At Gemini, our approach is unique in that our client relationships – and the reporting we generate as part of our commitment to honouring these important arrangements – contain a pre-mentioned and transparent caveat. We always make clear that we measure media value because we are required to do so, but to us, there are much more important real-world indicators and ‘true to life’ KPIs:

Open and Fair. No hidden fees. No crazy mark-up. No inflated media values.

Newer, agile agencies are quicker to deploy tech and tools which enable the client to meet their target metrics and campaign reported goals, whilst being fully versed in the world of digital influence, and engagement connectivity which we hand over as-is; fluid reporting with tools like AI-driven heat maps (rather than the old-school way, which is literally making up a random figure for media value and website posts to the client, which on its own is irrelevant) is important to us.

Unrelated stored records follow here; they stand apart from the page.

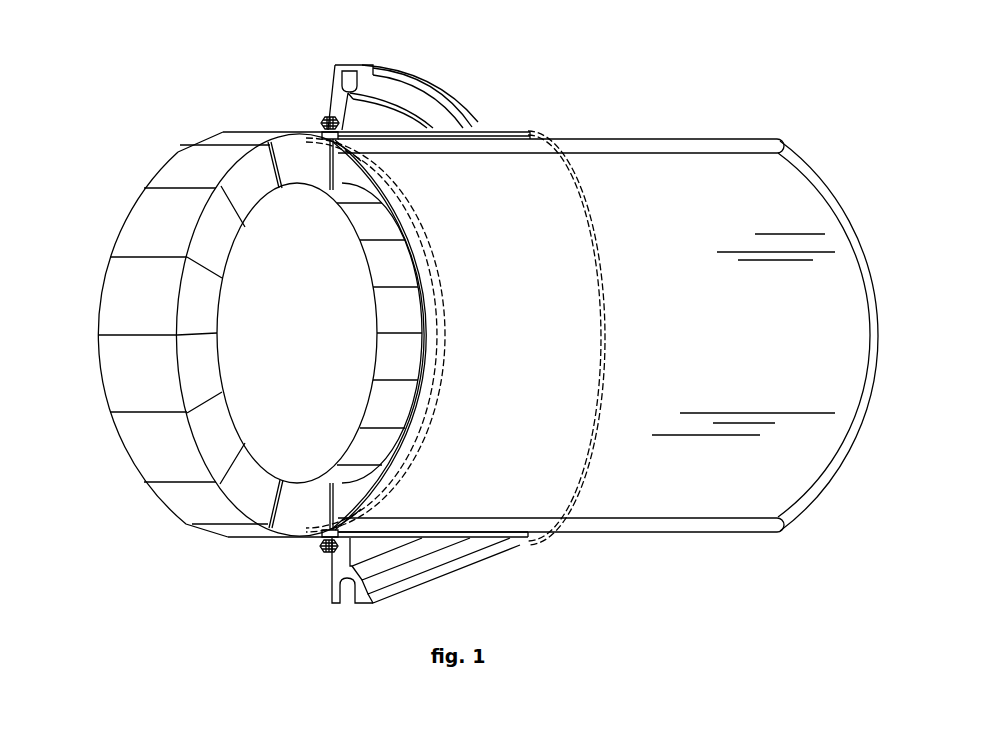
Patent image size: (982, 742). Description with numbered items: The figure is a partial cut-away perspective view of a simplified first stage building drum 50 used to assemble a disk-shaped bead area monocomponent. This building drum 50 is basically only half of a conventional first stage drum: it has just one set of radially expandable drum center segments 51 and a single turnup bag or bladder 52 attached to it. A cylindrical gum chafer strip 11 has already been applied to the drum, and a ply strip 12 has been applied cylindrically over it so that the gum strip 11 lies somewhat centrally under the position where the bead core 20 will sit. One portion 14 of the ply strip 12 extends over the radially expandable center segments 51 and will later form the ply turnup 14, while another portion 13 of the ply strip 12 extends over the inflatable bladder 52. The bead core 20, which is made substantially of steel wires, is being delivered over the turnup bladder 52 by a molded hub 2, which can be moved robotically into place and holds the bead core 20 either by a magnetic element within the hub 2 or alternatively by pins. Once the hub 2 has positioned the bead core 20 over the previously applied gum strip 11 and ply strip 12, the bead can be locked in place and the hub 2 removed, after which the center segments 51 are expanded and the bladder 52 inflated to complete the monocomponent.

The molded hub 2 is at (398, 104).
The gum strip 11 is at (298, 132).
The ply strip 12 is at (527, 128).
The portion of the ply strip 13 is at (537, 136).
The ply turnup 14 is at (270, 132).
The bead core 20 is at (327, 117).
The first stage building drum 50 is at (718, 110).
The drum center segments 51 is at (153, 440).
The turnup bladder 52 is at (723, 162).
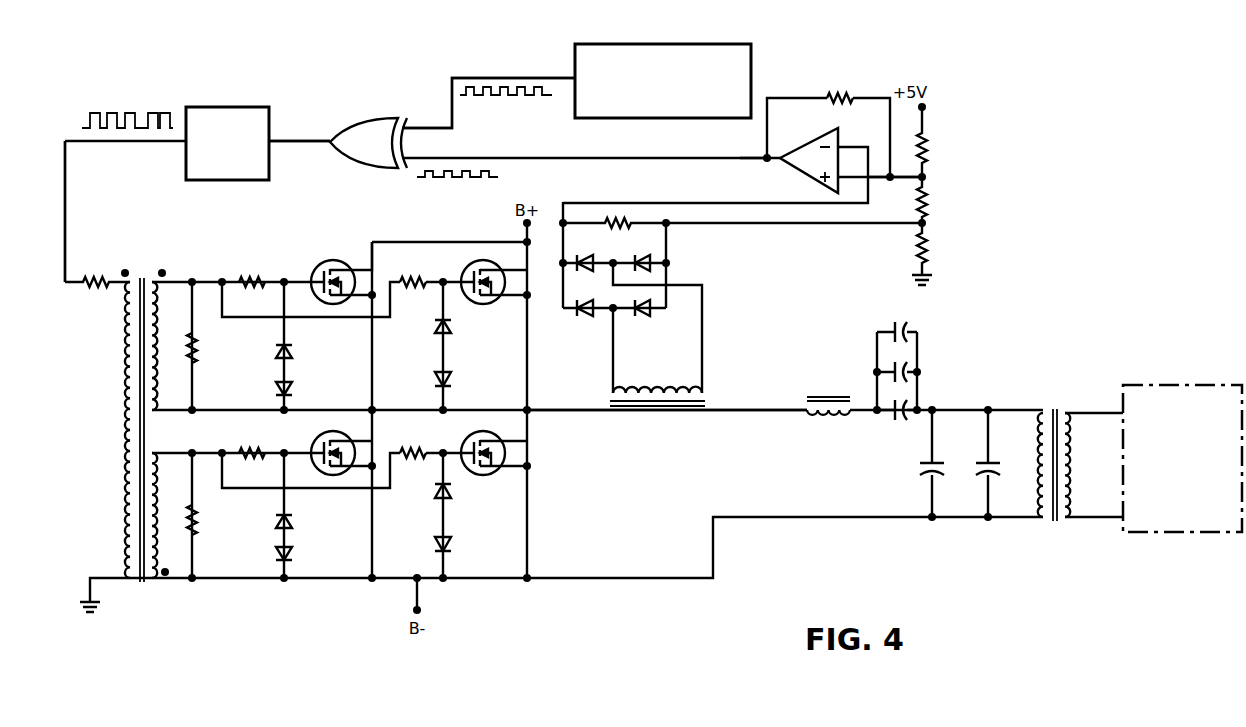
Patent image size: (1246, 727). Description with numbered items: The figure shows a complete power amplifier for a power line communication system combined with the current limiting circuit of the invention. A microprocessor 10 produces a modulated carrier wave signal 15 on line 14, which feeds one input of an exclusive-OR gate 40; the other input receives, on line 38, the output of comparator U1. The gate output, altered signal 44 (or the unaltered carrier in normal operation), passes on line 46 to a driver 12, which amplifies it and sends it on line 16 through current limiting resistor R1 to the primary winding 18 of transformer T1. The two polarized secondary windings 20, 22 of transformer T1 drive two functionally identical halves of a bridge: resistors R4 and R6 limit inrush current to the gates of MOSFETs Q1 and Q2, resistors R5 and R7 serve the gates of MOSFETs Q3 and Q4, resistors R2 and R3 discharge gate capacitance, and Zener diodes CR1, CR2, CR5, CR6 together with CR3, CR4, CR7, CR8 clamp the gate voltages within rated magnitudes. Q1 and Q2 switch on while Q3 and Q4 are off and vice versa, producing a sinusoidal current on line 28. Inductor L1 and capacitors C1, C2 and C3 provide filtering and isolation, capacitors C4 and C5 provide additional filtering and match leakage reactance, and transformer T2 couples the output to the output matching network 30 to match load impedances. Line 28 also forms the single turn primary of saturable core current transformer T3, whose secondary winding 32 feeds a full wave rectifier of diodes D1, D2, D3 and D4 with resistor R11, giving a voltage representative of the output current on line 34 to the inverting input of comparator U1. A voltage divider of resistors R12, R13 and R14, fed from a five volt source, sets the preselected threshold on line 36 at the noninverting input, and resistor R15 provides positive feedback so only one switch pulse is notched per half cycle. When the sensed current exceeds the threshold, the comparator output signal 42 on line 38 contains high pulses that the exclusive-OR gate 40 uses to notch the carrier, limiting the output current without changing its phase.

The microprocessor 10 is at (751, 52).
The driver 12 is at (227, 180).
The line 14 is at (487, 80).
The modulated carrier wave signal 15 is at (501, 96).
The line 16 is at (65, 184).
The primary winding 18 is at (126, 396).
The secondary winding 20 is at (155, 334).
The secondary winding 22 is at (155, 493).
The line 28 is at (554, 413).
The output matching network 30 is at (1150, 532).
The secondary winding 32 is at (649, 386).
The line 34 is at (786, 224).
The line 36 is at (876, 180).
The line 38 is at (766, 164).
The exclusive-OR gate 40 is at (346, 169).
The output signal 42 is at (456, 178).
The altered signal 44 is at (130, 113).
The line 46 is at (284, 142).
The resistor R1 is at (88, 276).
The resistor R2 is at (196, 351).
The resistor R3 is at (194, 508).
The resistor R4 is at (256, 272).
The resistor R5 is at (254, 446).
The resistor R6 is at (402, 276).
The resistor R7 is at (432, 448).
The resistor R11 is at (608, 222).
The resistor R12 is at (927, 158).
The resistor R13 is at (928, 203).
The resistor R14 is at (928, 253).
The resistor R15 is at (835, 98).
The transformer T1 is at (134, 412).
The transformer T2 is at (1054, 404).
The saturable core current transformer T3 is at (674, 334).
The inductor L1 is at (814, 394).
The capacitor C1 is at (906, 324).
The capacitor C2 is at (918, 367).
The capacitor C3 is at (918, 405).
The capacitor C4 is at (926, 472).
The capacitor C5 is at (986, 472).
The Zener diode CR1 is at (293, 351).
The Zener diode CR2 is at (293, 389).
The Zener diode CR3 is at (292, 518).
The Zener diode CR4 is at (292, 554).
The Zener diode CR5 is at (452, 326).
The Zener diode CR6 is at (452, 382).
The Zener diode CR7 is at (452, 490).
The Zener diode CR8 is at (452, 546).
The diode D1 is at (588, 320).
The diode D2 is at (590, 255).
The diode D3 is at (647, 317).
The diode D4 is at (646, 255).
The MOSFET Q1 is at (336, 258).
The MOSFET Q2 is at (474, 268).
The MOSFET Q3 is at (320, 438).
The MOSFET Q4 is at (474, 439).
The comparator U1 is at (816, 137).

In conclusion, we often joke with our clients that “Media value reporting in traditional PR agencies is almost entirely made up, and is prone to being inflated to make agencies look like they are not underperforming their contracts.” There is some truth to this supposition, and so we use it as one small element of the overall macro (and true) collection of reporting statistics we provide for our clients. This is true even for one-off press release packages we offer, as well as for ongoing PR strategic consultation reporting for our retained full-service clients.

At Gemini, whilst we do provide these metrics to give you a ballpark understanding of month-to-month activities and reach, we prefer to “focus on the hard data which backs up our digital engagement endeavours”, plus two other KPIs which are very close to our heart an which mean everything to us; those are: do you enjoy working with us, and is your business selling more stuff?

This is so much easier to understand, and everyone seems to like this approach we take.